Rep. Tammy Duckworth of Illinois is an Iraq War veteran from a long line of veterans. Her family has served in the military dating back to the American Revolution.
It’s a well-known part of Duckworth’s past — she lost both her legs as a helicopter pilot in combat and is the first disabled woman to serve in the US House of Representatives. Now, she’s running for Senate against incumbent Republican Mark Kirk.
On Thursday, at a campaign debate, she said her military history was the reason she wants to be Illinois’s senator: "I've bled for this nation. But I still want to be there in the Senate when the drums of war sound. … I want to be there to say this is what it costs. … Families like mine are the ones that bleed first."
Kirk had 30 seconds to respond — he went with a racially charged statement questioning not only Duckworth’s military history but seemingly her patriotism as well: "I had forgotten that your parents came all the way from Thailand to serve George Washington," Kirk said. (Duckworth was born in Thailand to an American father and a mother of Thai and Chinese descent, and is also the first Asian-American woman to serve Illinois in the House.)
Here is the exchange:
Tammy Duckworth is a vet who lost both legs in Iraq. Her family has served since the Revolutionary War. And yet... pic.twitter.com/DHd3kWrUsN— Anthony Breznican (@Breznican) October 28, 2016
Onstage, Kirk’s retort was received with awkward silence; Duckworth did not respond during the debate, and the moderator moved quickly to the next question. But the racially charged sentiment of the comment was not lost on viewers — or on Duckworth.

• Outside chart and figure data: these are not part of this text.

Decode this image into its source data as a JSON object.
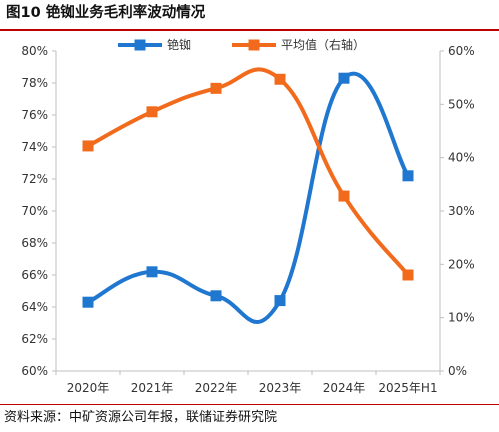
{
  "header": {
    "title": "图10 铯铷业务毛利率波动情况"
  },
  "footer": {
    "source": "资料来源：中矿资源公司年报，联储证券研究院"
  },
  "colors": {
    "series_primary": "#1f77d0",
    "series_secondary": "#f26b1d",
    "axis": "#bfbfbf",
    "rule": "#c00000"
  },
  "chart_data": {
    "type": "line",
    "title": "",
    "xlabel": "",
    "ylabel": "",
    "categories": [
      "2020年",
      "2021年",
      "2022年",
      "2023年",
      "2024年",
      "2025年H1"
    ],
    "ylim_left": [
      60,
      80
    ],
    "ylim_right": [
      0,
      60
    ],
    "left_ticks": [
      "60%",
      "62%",
      "64%",
      "66%",
      "68%",
      "70%",
      "72%",
      "74%",
      "76%",
      "78%",
      "80%"
    ],
    "right_ticks": [
      "0%",
      "10%",
      "20%",
      "30%",
      "40%",
      "50%",
      "60%"
    ],
    "grid": false,
    "legend_position": "top",
    "series": [
      {
        "name": "铯铷",
        "axis": "left",
        "values": [
          64.3,
          66.2,
          64.7,
          64.4,
          78.3,
          72.2
        ]
      },
      {
        "name": "平均值（右轴）",
        "axis": "right",
        "values": [
          42.2,
          48.6,
          53.0,
          54.7,
          32.8,
          18.0
        ]
      }
    ]
  }
}
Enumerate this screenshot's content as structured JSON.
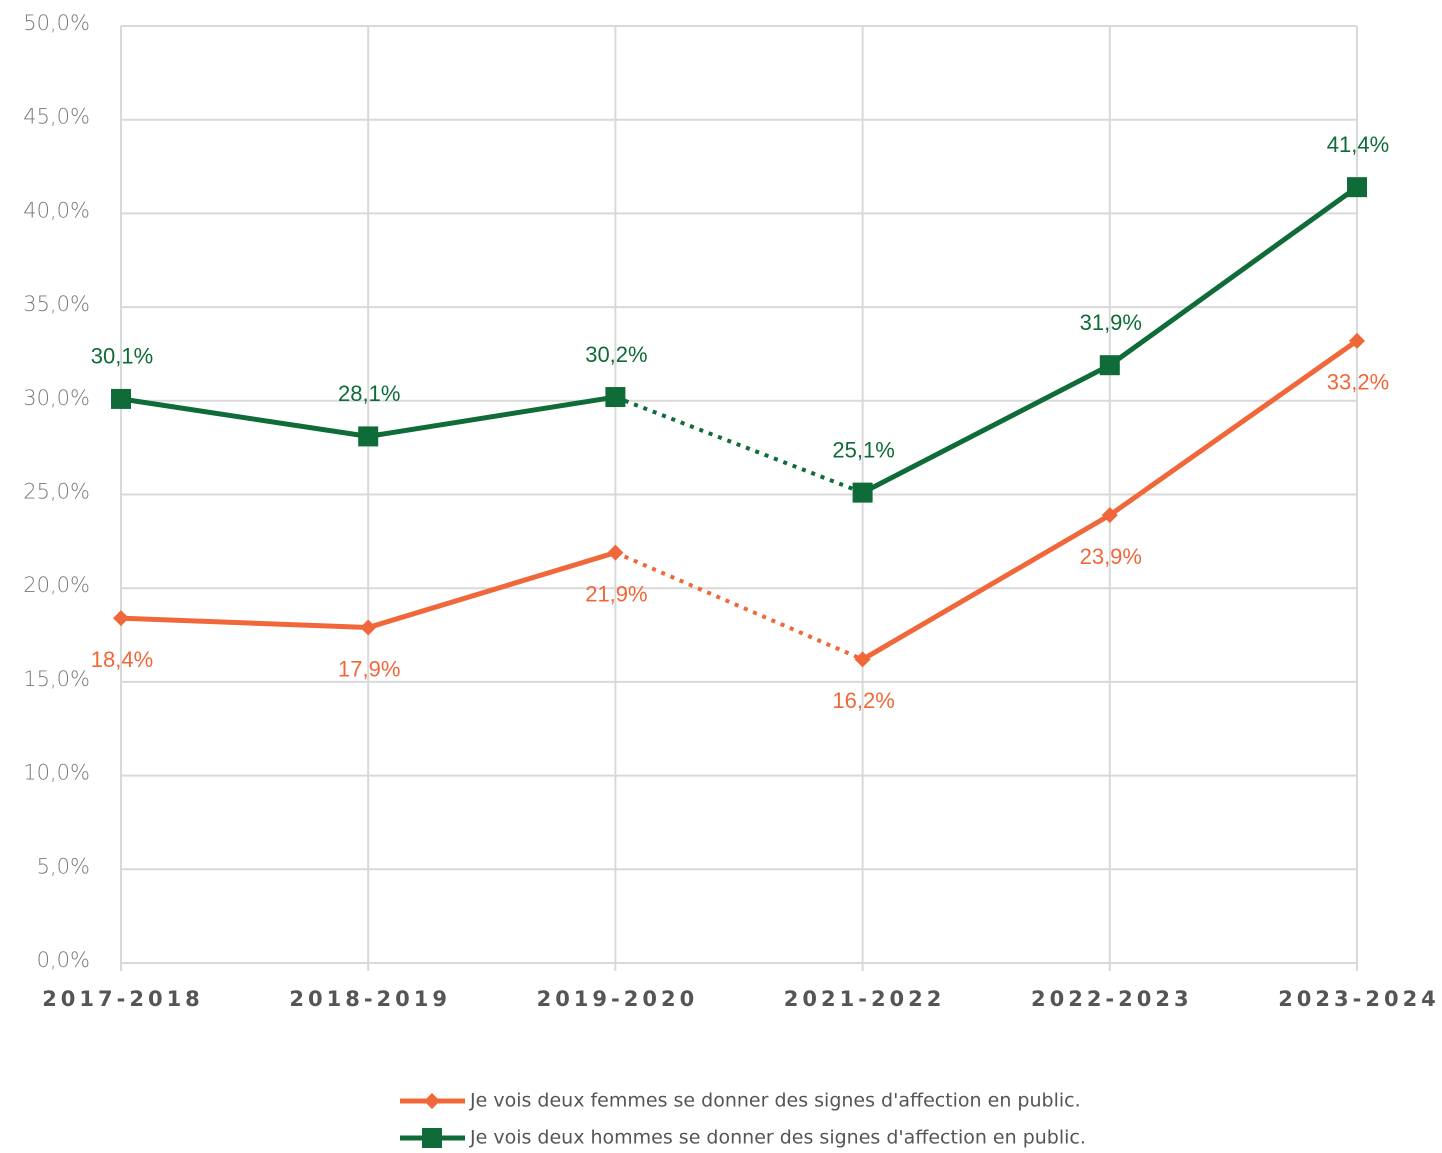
{
  "chart_data": {
    "type": "line",
    "categories": [
      "2017-2018",
      "2018-2019",
      "2019-2020",
      "2021-2022",
      "2022-2023",
      "2023-2024"
    ],
    "series": [
      {
        "name": "Je vois deux femmes se donner des signes d'affection en public.",
        "color": "#f0673a",
        "marker": "diamond",
        "values": [
          18.4,
          17.9,
          21.9,
          16.2,
          23.9,
          33.2
        ],
        "value_labels": [
          "18,4%",
          "17,9%",
          "21,9%",
          "16,2%",
          "23,9%",
          "33,2%"
        ],
        "label_position": "below"
      },
      {
        "name": "Je vois deux hommes se donner des signes d'affection en public.",
        "color": "#0f6b37",
        "marker": "square",
        "values": [
          30.1,
          28.1,
          30.2,
          25.1,
          31.9,
          41.4
        ],
        "value_labels": [
          "30,1%",
          "28,1%",
          "30,2%",
          "25,1%",
          "31,9%",
          "41,4%"
        ],
        "label_position": "above"
      }
    ],
    "dotted_segments": [
      2
    ],
    "ylim": [
      0,
      50
    ],
    "yticks": [
      {
        "value": 0,
        "label": "0,0%"
      },
      {
        "value": 5,
        "label": "5,0%"
      },
      {
        "value": 10,
        "label": "10,0%"
      },
      {
        "value": 15,
        "label": "15,0%"
      },
      {
        "value": 20,
        "label": "20,0%"
      },
      {
        "value": 25,
        "label": "25,0%"
      },
      {
        "value": 30,
        "label": "30,0%"
      },
      {
        "value": 35,
        "label": "35,0%"
      },
      {
        "value": 40,
        "label": "40,0%"
      },
      {
        "value": 45,
        "label": "45,0%"
      },
      {
        "value": 50,
        "label": "50,0%"
      }
    ],
    "grid": true,
    "legend": "bottom"
  }
}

After the debate, Duckworth acknowledged Kirk’s comment on Twitter simply with a family photograph — both she and her father in uniform.
My mom is an immigrant and my dad and his family have served this nation in uniform since the Revolution #ILSEN pic.twitter.com/ehEBHswFMs— Tammy Duckworth (@TammyforIL) October 28, 2016
The comment sparked outrage from both sides of the aisle.
"Sen. Kirk has been caught lying about his military record over 10 times, but he was quick to launch false attacks questioning Congresswoman Duckworth's family's long history of serving our country. A struggling political campaign is no excuse for baseless and despicable attacks, and Sen. Kirk owes Congresswoman Duckworth and her family an apology," Democratic Senatorial Campaign Committee spokesperson Lara Sisselman told NBC, referring to Kirk’s exaggeration that he is a military veteran — he was in the Navy Reserves but not deployed.
Even Kellyanne Conway — campaign manager for Donald Trump, who himself has made openly anti-immigrant and racist statements and mocked war veterans like Sen. John McCain — chided Kirk (who unendorsed Trump in June) for the comment.
The same Mark Kirk that unendorsed his party's presidential nominee and called him out in paid ads? Gotcha. Good luck. https://t.co/IV7miL317s— Kellyanne Conway (@KellyannePolls) October 28, 2016
It’s unclear if she caught the irony.